Water scarcity rapidly is becoming a concern for brewers as water supplies tighten in regions as diverse as Atlanta, southern California and Waukesha, making water an ever-more precious and pricey commodity.

Even around the Great Lakes, where water is deemed abundant, the newly ratified eight-state Great Lakes Compact is compelling a new regulatory environment and eventually is expected to usher in new conservation rules for water-intensive industries, experts on the compact say.

The link between beer and water conservation might not seem obvious to Joe Sixpack, but it was enough to fill a sobering two-day conference of craft brewers from around the country who gathered in Milwaukee Monday and Tuesday.

“The price of water is going up, there’s no doubt,” Leinenkugel said at the gathering at the Pilot House at the Discovery World museum on Milwaukee’s lakefront.

Leinenkugel said his great-great-grandfather was drawn to Chippewa Falls to start the family brewery in 1867 because of the proximity of local Big Eddy Springs.

Water access, meanwhile, is as important as tax levels as a business relocation issue, said Fred Strachan of the Sierra Nevada Brewing Co. in northern California.

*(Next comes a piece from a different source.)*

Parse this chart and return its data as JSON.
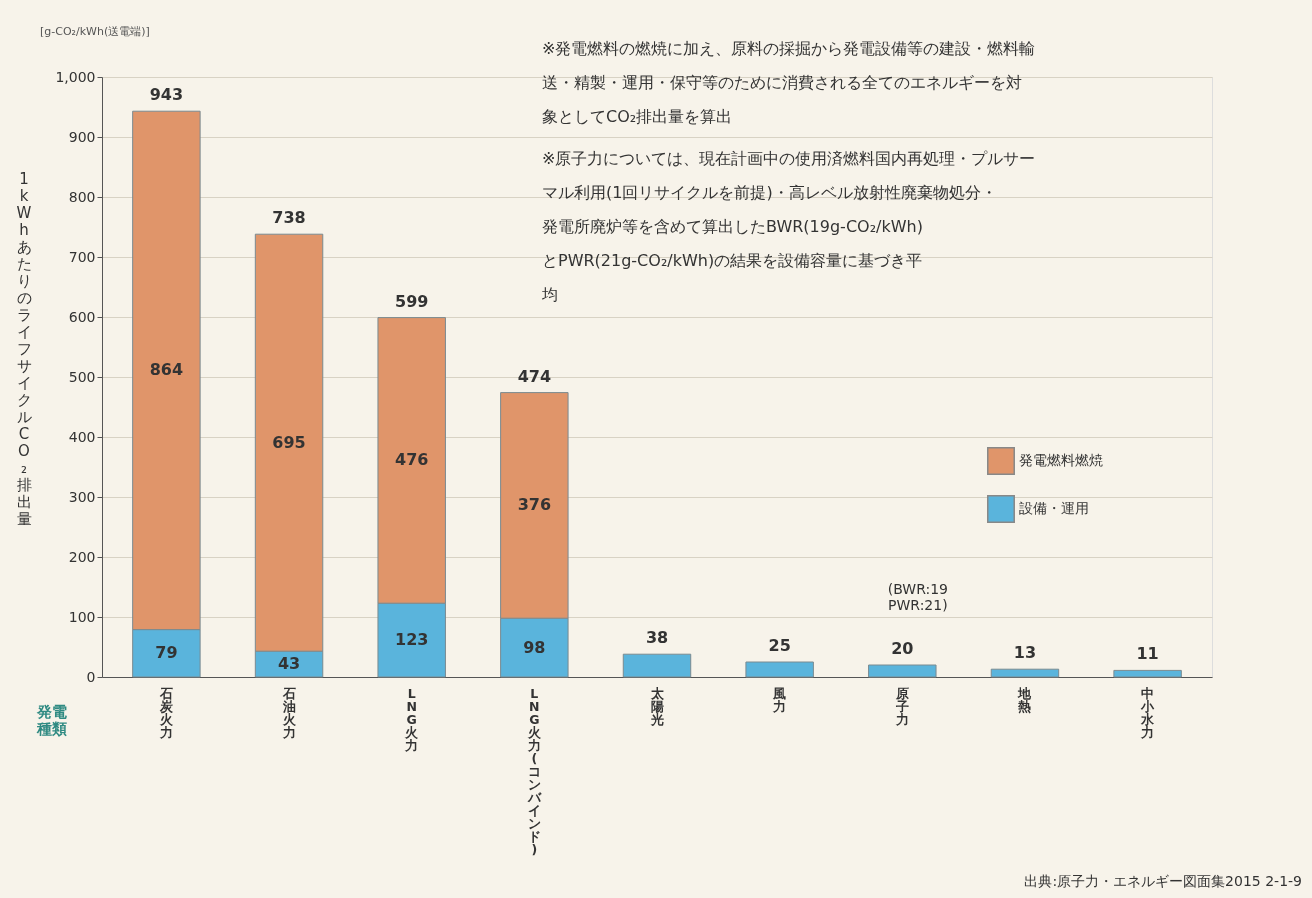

Sierra Nevada wants to expand with an East Coast subsidiary in order to distribute its brews nationally.

While it typically takes six pints of water to produce one pint of beer, brewers everywhere want to reduce that ratio, Strachan said at the conference.

Anticipating a new era of conservation regulations, Sierra Nevada is about to install flow meters at each stage of the filtration and brewing process throughout its flagship brewery in Chico. “We’re reacting to our own local water issues,” Strachan said.

True conservation trickles down to the bathrooms in pubs, said Tom Pape, the technical adviser to the Alliance for Water Efficiency.